Im dritten Schritt (IV.) will diese Arbeit, vor allem die kulturgeschichtlichen Interpretations- versuche nachvollziehend, versuchen, insbesondere (aber nicht ausschließlich) in Anlehnung an die Studien von Patrick Joyce und Neville Kirk über die reformistische Ausrichtung der Arbeiter in Lancashire, Gründe für die Nähe der Arbeiter zu den etablierten Parteien (Liberal Party, Conservative Party) zu finden.[4]
II. Die viktorianische Gesellschaft als Klassengesellschaft
In seiner Analyse der „Lage der arbeitenden Klasse in England“ von 1845 diagnostizierte Friedrich Engels eine extreme Zuspitzung der Klassengegensätze. Die soziale Revolution sei mittlerweile unvermeidlich geworden, weder die Abschaffung der Korngesetze, noch ein Eingehen auf die Forderungen der Chartistenbewegung könnten die politische Lage auf Dauer genau so wenig zementieren, wie die wirtschaftliche Situation langfristig stabilisieren. Schon für die nächste zu erwartende ökonomische Krise in den 1850er Jahren prophezeite Engels revolutionäre Unruhen, in denen der sich zuspitzende Klassenkonflikt zwischen Arm und Reich – zwischen Proletariat und Bourgeoisie – sich im bewaffneten Kampf der Arbeiter entladen werde.
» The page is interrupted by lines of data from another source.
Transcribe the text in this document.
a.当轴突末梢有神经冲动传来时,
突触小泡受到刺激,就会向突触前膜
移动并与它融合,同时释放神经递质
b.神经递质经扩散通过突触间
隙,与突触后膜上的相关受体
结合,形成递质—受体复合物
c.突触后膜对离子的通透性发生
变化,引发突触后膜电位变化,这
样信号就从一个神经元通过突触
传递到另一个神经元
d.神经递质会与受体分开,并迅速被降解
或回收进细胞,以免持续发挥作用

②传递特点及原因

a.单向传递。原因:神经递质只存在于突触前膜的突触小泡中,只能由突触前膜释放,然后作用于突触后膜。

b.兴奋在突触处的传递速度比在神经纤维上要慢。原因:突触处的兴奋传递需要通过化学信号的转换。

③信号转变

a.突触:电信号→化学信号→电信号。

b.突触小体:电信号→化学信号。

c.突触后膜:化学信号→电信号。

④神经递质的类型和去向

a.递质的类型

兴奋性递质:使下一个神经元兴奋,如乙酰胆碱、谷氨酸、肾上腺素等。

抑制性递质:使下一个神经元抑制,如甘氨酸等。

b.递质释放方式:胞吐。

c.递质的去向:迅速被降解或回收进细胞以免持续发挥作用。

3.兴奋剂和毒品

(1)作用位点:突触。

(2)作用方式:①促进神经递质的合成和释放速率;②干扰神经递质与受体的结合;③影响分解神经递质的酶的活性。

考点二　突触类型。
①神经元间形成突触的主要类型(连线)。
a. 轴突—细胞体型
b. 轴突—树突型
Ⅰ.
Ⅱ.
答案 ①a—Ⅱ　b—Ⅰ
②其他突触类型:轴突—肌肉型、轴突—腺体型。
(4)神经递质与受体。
„Der Krieg der Armen gegen die Reichen, der jetzt schon im einzelnen und indirekt geführt wird, wird auch im allgemeinen, im ganzen und direkt in England geführt werden. Es ist zu spät zur friedlichen Lösung. Die Klassen sondern sich schroffer und schroffer, der Geist des Widerstandes durchdringt die Arbeiter mehr und mehr, die Erbitterung steigt, die einzelnen Guerillascharmützel konzentrieren sich zu bedeutenden Gefechten und Demonstrationen, und ein kleiner Anstoß wird bald hinreichen, um die Lawine in Bewegung zu setzen.“[5]
Nicht nur seine Analyse der Arbeits- und Lebensumstände der Arbeiter haben Engels zu diesem Fazit bewogen, auch die, im Vergleich zu anderen Nationen, erhebliche Stärke des englischen Arbeiterradikalismus in der ersten Hälfte des 19. Jahrhunderts lieferte einen überzeugenden Indikator für die Instabilität der Staats- und Wirtschaftsordnung in der „Werkstatt der Welt“ („workshop of the world“). Der Arbeiterradikalismus war zudem durchaus nicht traditionslos. Er konnte sich auf „volksradikale Traditionen“ stützen, die durch die Rezeption von Ideen der Französischen Revolution und durch die „katastrophische“ Erfahrung der Industriellen Revolution neue Impulse erhielten. „Volksunruhen“ von Spa Fields 1816 oder Paterloo 1819 und die Ludditen- Unruhen1811/12 und 1816 hatten zwar bei weitem keine revolutionären Ausmaße, geben aber die „rebellische“ Grundstimmung großer Teile der Arbeiterschaft (insb. Handwerker), wie sie auch in der Chartistenbewegung zu spüren war, zutreffend wieder.[6]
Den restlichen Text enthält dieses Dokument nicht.